Laporan Wartawan Tribunnews.com, Ismoyo
TRIBUNNEWS.COM, JAKARTA - Menteri Koordinator Bidang Perekonomian (Menko Perekonomian) Airlangga Hartarto mengungkapkan dirinya bersama Kementerian Ketenagakerjaan telah melakukan pertemuan, untuk membahas isu klaster ketenagakerjaan.
Diketahui, belum lama ini Mahkamah Konstitusi (MK) telah mengeluarkan putusan terkait judicial review Undang-Undang Nomor 6 Tahun 2023 tentang Cipta Kerja.
Hal ini diungkapkan Menko Airlangga setelah dirinya melangsungkan rapat kerja soal Pembahasan Usulan Program Quick Win Kementerian di Bidang Perekonomian, di Jakarta, Minggu (3/11/2024).
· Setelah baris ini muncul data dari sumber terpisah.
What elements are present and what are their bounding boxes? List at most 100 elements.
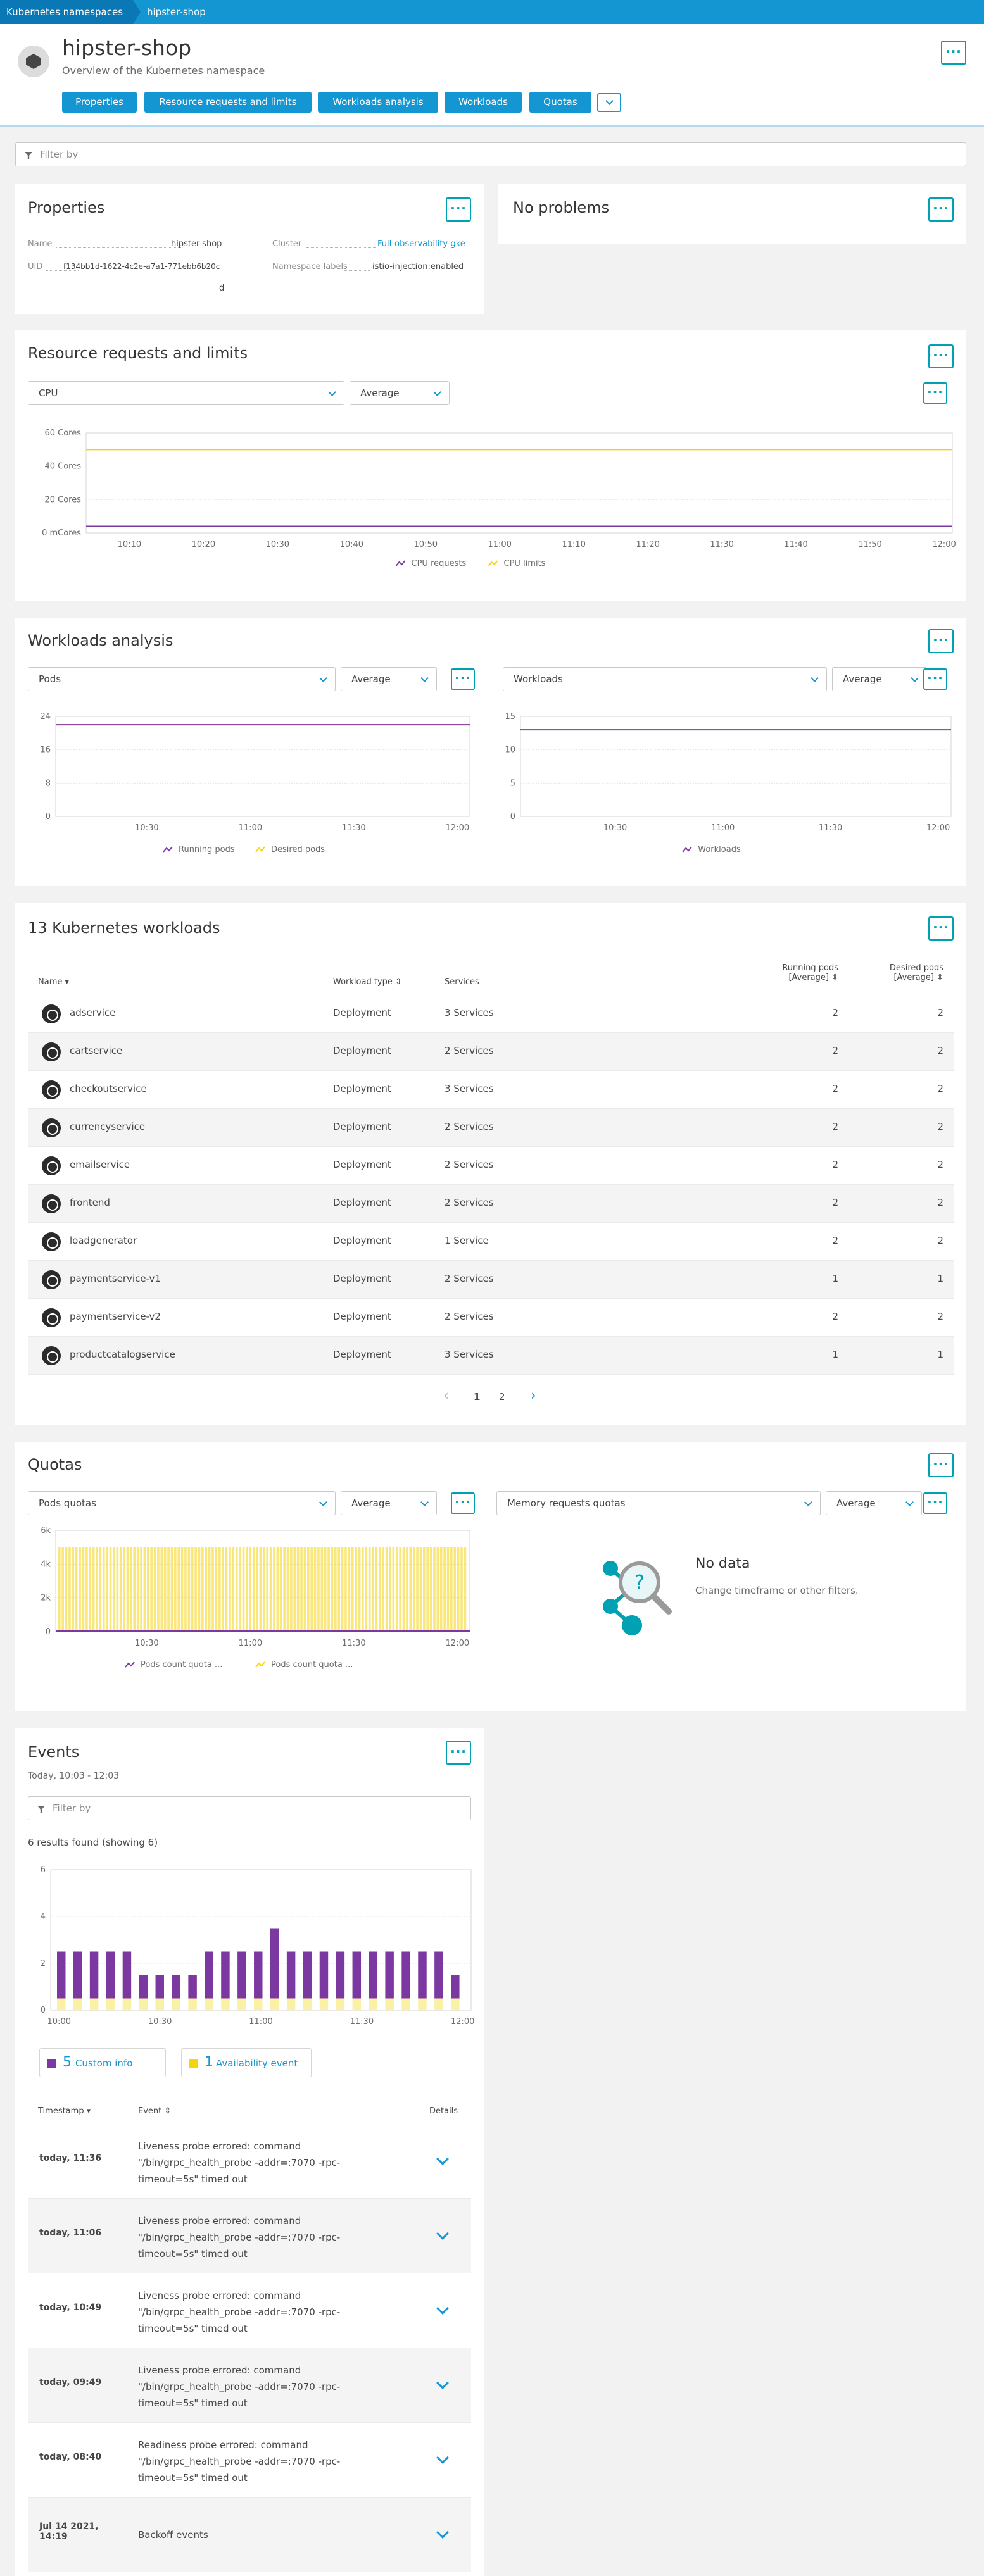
col-header-running[interactable]: Running pods [Average] ⇕: [750, 963, 838, 982]
workload-services-link[interactable]: 2 Services: [445, 1121, 494, 1132]
workload-name-link[interactable]: frontend: [70, 1197, 110, 1208]
workloads-chart-menu-button[interactable]: [923, 668, 947, 690]
tab-workloads-analysis[interactable]: Workloads analysis: [318, 92, 438, 113]
workload-name-link[interactable]: currencyservice: [70, 1121, 145, 1132]
tab-properties[interactable]: Properties: [62, 92, 137, 113]
cluster-label: Cluster: [272, 239, 302, 249]
events-filter[interactable]: Filter by: [28, 1796, 471, 1820]
desired-pods: 2: [937, 1045, 943, 1056]
workload-name-link[interactable]: paymentservice-v1: [70, 1273, 161, 1284]
breadcrumb-root[interactable]: Kubernetes namespaces: [0, 0, 141, 24]
workload-icon: [42, 1194, 61, 1213]
workload-services-link[interactable]: 2 Services: [445, 1045, 494, 1056]
pods-quotas-chart-menu-button[interactable]: [451, 1492, 475, 1514]
workload-services-link[interactable]: 2 Services: [445, 1273, 494, 1284]
bar: [379, 1547, 381, 1632]
bar: [457, 1547, 460, 1632]
bar: [201, 1547, 204, 1632]
page-2[interactable]: 2: [499, 1391, 505, 1403]
expand-details-icon[interactable]: [436, 2451, 449, 2464]
memory-quotas-select[interactable]: Memory requests quotas: [496, 1491, 821, 1515]
bar: [177, 1547, 180, 1632]
running-pods: 2: [832, 1197, 838, 1208]
more-tabs-button[interactable]: [597, 93, 621, 112]
quotas-menu-button[interactable]: [928, 1453, 954, 1477]
workload-services-link[interactable]: 1 Service: [445, 1235, 489, 1246]
workload-name-link[interactable]: cartservice: [70, 1045, 122, 1056]
no-data-title: No data: [695, 1556, 750, 1572]
expand-details-icon[interactable]: [436, 2153, 449, 2165]
workload-name-link[interactable]: loadgenerator: [70, 1235, 137, 1246]
bar: [334, 1547, 337, 1632]
workload-name-link[interactable]: productcatalogservice: [70, 1349, 175, 1360]
custom-info-filter[interactable]: 5 Custom info: [39, 2048, 166, 2077]
workload-services-link[interactable]: 2 Services: [445, 1311, 494, 1322]
next-page-button[interactable]: ›: [531, 1389, 536, 1403]
bar: [412, 1547, 415, 1632]
tab-resource-requests[interactable]: Resource requests and limits: [144, 92, 312, 113]
metric-select[interactable]: CPU: [28, 381, 344, 405]
pods-select[interactable]: Pods: [28, 667, 336, 691]
properties-menu-button[interactable]: [446, 197, 471, 222]
workload-name-link[interactable]: adservice: [70, 1007, 115, 1018]
x-tick-label: 11:30: [819, 823, 842, 833]
quotas-title: Quotas: [28, 1456, 82, 1473]
workload-services-link[interactable]: 3 Services: [445, 1007, 494, 1018]
events-col-event[interactable]: Event ⇕: [138, 2106, 171, 2116]
tab-quotas[interactable]: Quotas: [529, 92, 591, 113]
y-tick-label: 4: [41, 1912, 46, 1922]
col-header-type[interactable]: Workload type ⇕: [333, 977, 402, 987]
bar-availability: [385, 1998, 394, 2010]
workloads-agg-select[interactable]: Average: [832, 667, 927, 691]
workload-name-link[interactable]: emailservice: [70, 1159, 130, 1170]
prev-page-button[interactable]: ‹: [443, 1389, 449, 1403]
breadcrumb-current[interactable]: hipster-shop: [147, 0, 206, 24]
col-header-name[interactable]: Name ▾: [38, 977, 69, 987]
table-row: productcatalogservice Deployment 3 Service…: [28, 1337, 954, 1375]
col-header-desired[interactable]: Desired pods [Average] ⇕: [857, 963, 943, 982]
workload-services-link[interactable]: 2 Services: [445, 1159, 494, 1170]
memory-quotas-agg-select[interactable]: Average: [826, 1491, 922, 1515]
no-data-text: Change timeframe or other filters.: [695, 1585, 859, 1596]
pods-quotas-select[interactable]: Pods quotas: [28, 1491, 336, 1515]
filter-bar[interactable]: Filter by: [15, 142, 966, 166]
page-1[interactable]: 1: [474, 1391, 480, 1403]
memory-quotas-value: Memory requests quotas: [507, 1497, 626, 1509]
workload-services-link[interactable]: 3 Services: [445, 1083, 494, 1094]
bar-availability: [270, 1998, 279, 2010]
memory-quotas-chart-menu-button[interactable]: [923, 1492, 947, 1514]
expand-details-icon[interactable]: [436, 2377, 449, 2389]
workload-name-link[interactable]: paymentservice-v2: [70, 1311, 161, 1322]
events-col-timestamp[interactable]: Timestamp ▾: [38, 2106, 91, 2116]
cluster-link[interactable]: Full-observability-gke: [377, 239, 465, 249]
x-tick-label: 12:00: [446, 1639, 469, 1648]
bar-availability: [418, 1998, 427, 2010]
x-tick-label: 11:00: [711, 823, 735, 833]
pods-chart-menu-button[interactable]: [451, 668, 475, 690]
availability-filter[interactable]: 1 Availability event: [181, 2048, 312, 2077]
bar-availability: [122, 1998, 132, 2010]
pods-quotas-agg-select[interactable]: Average: [341, 1491, 437, 1515]
problems-menu-button[interactable]: [928, 197, 954, 222]
resources-menu-button[interactable]: [928, 344, 954, 368]
expand-details-icon[interactable]: [436, 2302, 449, 2315]
event-description: Readiness probe errored: command "/bin/gr…: [138, 2439, 341, 2484]
workloads-table-menu-button[interactable]: [928, 916, 954, 941]
x-tick-label: 11:30: [710, 540, 733, 549]
expand-details-icon[interactable]: [436, 2526, 449, 2539]
chart-menu-button[interactable]: [923, 382, 947, 404]
workload-services-link[interactable]: 3 Services: [445, 1349, 494, 1360]
bar: [279, 1547, 282, 1632]
expand-details-icon[interactable]: [436, 2227, 449, 2240]
header-menu-button[interactable]: [941, 41, 966, 65]
workload-services-link[interactable]: 2 Services: [445, 1197, 494, 1208]
workloads-select[interactable]: Workloads: [503, 667, 827, 691]
y-tick-label: 0: [510, 812, 515, 822]
events-menu-button[interactable]: [446, 1741, 471, 1765]
workloads-analysis-menu-button[interactable]: [928, 629, 954, 653]
y-tick-label: 16: [40, 746, 51, 755]
pods-agg-select[interactable]: Average: [341, 667, 437, 691]
tab-workloads[interactable]: Workloads: [445, 92, 522, 113]
workload-name-link[interactable]: checkoutservice: [70, 1083, 147, 1094]
aggregation-select[interactable]: Average: [350, 381, 450, 405]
Baca juga: Menko Airlangga Pastikan Pemerintah Patuhi Putusan Mahkamah Konstitusi Soal UU Cipta Kerja
Adapun dalam rapat tersebut dihadiri sejumlah Menteri, salah satunya Menteri Ketenagakerjaan (Menaker) Yassierli.
Ada beberapa hal yang menjadi catatan dalam rapat hari ini. Yaitu pertama terkait dengan keputusan MK Pemerintah menindaklanjuti keputusan MK, terkait dengan ketenagakerjaan," ungkap Airlangga.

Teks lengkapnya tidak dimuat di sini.